Imagine you’re kayaking down a river. What choices are available to you?
First, there are choices concerning what you’d like to do in the kayak. How you would like to sit. What you would like to think about. If you’d like to sing like a rock star.
Then there are the choices concerning what you’d like to do with the kayak as you paddle down the river. You can choose to turn right or left. You can choose to go with the current or against it. Or you can choose simply to spin in circles for a while.
But of course there is also a river. And ultimately that river determines where you end up. You clearly have some say in your experience of the ride, but, in the end, there is a destination waiting for you.

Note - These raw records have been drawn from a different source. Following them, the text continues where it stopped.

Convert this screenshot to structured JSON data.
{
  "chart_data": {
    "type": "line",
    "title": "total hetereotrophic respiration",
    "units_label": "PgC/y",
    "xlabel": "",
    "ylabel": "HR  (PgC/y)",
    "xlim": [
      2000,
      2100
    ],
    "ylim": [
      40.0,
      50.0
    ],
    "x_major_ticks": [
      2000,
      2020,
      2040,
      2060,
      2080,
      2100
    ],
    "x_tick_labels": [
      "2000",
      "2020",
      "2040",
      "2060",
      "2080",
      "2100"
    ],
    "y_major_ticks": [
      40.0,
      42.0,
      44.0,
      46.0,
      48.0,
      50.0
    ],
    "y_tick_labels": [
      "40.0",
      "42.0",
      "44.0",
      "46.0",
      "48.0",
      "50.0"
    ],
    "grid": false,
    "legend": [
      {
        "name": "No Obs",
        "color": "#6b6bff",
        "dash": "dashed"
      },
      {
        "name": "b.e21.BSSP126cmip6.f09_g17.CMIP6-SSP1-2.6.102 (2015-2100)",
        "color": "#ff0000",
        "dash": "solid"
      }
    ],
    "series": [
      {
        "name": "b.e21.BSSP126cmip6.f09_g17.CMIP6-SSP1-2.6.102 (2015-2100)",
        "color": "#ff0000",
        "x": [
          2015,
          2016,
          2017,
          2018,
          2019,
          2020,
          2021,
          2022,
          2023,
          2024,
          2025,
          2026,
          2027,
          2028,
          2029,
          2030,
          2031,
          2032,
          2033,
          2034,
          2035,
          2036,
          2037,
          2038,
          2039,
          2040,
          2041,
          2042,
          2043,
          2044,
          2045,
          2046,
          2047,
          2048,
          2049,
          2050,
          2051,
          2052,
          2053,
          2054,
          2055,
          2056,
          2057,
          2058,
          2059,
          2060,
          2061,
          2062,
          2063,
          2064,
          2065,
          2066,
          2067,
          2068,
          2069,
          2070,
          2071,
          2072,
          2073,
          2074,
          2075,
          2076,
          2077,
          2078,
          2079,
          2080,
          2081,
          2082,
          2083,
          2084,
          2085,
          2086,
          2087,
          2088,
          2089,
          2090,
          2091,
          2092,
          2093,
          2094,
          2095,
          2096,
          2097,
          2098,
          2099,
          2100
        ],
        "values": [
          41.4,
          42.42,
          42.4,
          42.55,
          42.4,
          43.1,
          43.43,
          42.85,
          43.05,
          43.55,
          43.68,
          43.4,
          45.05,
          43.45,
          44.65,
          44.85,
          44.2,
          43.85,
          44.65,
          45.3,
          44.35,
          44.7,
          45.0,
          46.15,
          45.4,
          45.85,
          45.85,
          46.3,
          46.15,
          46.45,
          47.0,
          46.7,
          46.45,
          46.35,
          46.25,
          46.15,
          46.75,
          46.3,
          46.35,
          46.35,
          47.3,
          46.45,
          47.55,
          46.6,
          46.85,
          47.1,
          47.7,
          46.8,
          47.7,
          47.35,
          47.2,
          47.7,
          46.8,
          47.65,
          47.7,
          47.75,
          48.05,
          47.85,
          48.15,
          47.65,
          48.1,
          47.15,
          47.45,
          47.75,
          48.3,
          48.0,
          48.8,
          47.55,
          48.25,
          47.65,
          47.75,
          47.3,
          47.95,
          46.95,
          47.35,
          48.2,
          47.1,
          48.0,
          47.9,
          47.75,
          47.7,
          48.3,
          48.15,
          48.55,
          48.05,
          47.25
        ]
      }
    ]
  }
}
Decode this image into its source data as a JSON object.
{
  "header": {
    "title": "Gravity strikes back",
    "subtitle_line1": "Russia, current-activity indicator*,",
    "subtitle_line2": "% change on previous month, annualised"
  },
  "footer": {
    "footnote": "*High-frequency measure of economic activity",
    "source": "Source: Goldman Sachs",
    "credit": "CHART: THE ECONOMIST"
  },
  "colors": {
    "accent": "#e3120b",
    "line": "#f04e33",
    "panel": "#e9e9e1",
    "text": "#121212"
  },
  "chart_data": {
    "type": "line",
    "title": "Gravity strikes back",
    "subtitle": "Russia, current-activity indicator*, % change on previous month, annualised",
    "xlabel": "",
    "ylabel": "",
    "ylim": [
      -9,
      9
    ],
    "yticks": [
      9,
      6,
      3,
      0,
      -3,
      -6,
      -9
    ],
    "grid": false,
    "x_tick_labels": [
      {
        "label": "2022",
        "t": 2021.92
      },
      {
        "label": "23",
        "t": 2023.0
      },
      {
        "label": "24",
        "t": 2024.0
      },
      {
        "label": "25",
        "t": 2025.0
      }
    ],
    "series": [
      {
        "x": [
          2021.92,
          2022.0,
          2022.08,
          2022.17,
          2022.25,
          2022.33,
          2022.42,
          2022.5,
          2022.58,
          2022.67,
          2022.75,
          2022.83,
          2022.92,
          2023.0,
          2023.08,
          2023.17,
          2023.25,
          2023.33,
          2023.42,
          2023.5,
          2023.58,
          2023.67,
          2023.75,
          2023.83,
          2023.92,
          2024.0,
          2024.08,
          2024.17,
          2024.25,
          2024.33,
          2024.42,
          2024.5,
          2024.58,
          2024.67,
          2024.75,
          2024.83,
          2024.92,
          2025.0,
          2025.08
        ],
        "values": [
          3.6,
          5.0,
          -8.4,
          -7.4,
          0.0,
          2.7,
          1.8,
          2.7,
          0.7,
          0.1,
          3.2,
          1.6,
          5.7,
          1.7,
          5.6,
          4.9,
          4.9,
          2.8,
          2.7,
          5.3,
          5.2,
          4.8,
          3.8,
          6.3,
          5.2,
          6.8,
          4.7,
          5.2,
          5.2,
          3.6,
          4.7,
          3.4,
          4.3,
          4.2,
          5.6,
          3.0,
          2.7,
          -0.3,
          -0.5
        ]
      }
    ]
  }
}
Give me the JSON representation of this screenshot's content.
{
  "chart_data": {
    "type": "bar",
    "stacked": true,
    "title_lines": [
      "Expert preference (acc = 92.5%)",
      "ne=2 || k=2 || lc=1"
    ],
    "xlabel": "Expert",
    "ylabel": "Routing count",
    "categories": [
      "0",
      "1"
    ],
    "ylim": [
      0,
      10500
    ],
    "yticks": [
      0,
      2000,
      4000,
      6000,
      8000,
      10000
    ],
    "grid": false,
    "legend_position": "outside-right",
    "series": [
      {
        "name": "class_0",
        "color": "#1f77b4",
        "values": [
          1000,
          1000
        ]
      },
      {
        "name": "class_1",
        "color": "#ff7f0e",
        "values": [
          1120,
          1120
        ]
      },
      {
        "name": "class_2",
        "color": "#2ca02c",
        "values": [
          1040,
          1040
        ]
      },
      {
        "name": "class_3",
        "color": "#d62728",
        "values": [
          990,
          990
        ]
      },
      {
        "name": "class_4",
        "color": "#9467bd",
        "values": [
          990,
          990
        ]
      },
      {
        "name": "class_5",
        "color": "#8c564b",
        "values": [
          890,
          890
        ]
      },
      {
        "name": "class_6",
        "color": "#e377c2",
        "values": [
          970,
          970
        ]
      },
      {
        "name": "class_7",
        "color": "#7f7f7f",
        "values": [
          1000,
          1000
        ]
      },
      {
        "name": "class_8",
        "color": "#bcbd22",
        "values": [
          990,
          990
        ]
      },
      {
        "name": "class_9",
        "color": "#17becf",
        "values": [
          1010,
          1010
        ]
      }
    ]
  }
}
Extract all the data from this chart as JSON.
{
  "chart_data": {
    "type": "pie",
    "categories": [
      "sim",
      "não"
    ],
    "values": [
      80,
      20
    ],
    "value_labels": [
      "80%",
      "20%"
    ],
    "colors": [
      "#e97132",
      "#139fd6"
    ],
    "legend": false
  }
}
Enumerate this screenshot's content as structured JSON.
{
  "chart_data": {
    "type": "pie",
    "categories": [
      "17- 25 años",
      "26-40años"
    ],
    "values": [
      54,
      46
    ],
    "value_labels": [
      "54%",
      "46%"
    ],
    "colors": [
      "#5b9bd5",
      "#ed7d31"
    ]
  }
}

If free will is the actions of a man kayaking down a river, predestination is the river.
Predestination says your destiny is determined and free will says you are able to make many choices before you get there.
So the answer to the question “how is it that God has predestined me, and yet, I have free will?” is that God, by His mercy and grace, according to His good pleasure, called you out of a “river” leading to death, and set you in a “river” leading to life, by which you would be led to Him (John 6:44), see your need for Him, desire to know Him, follow Him, and ultimately do the good works prepared for you by Him (Ephesians 2:10).
This does not impede your free will because you, like the man in the kayak, have, at every point, choices available to you. You have choices over what you’d like to do with yourself (thoughts, physical actions, etc.), and you have choices concerning how you would like to steer your life (how you interact with and react to people and situations which come into your life).
Yes, there is a destination, and yes, God assures that you will get there because, at the end of the day, God has chosen you. And salvation (every part of it) is chiefly about God and not you (Ephesians 1:3-14).
Actually, your whole life is not about you, but about God’s work through you. This is why, as we journey down the river of life, God the Father has given His children a Guide, called the Holy Spirit, whose job it is to point us and conform us to the Master, God’s Son, Jesus Christ. And it is why the chief end of man is to glorify God (make Him known) and enjoy Him forever. For it is God’s joy to see His children participate in the revealing of Himself to all people.
Thus, the doctrine of predestination is not so much a doctrine about limited choices as it is a doctrine about God’s grace.
What are your thoughts about free will and predestination?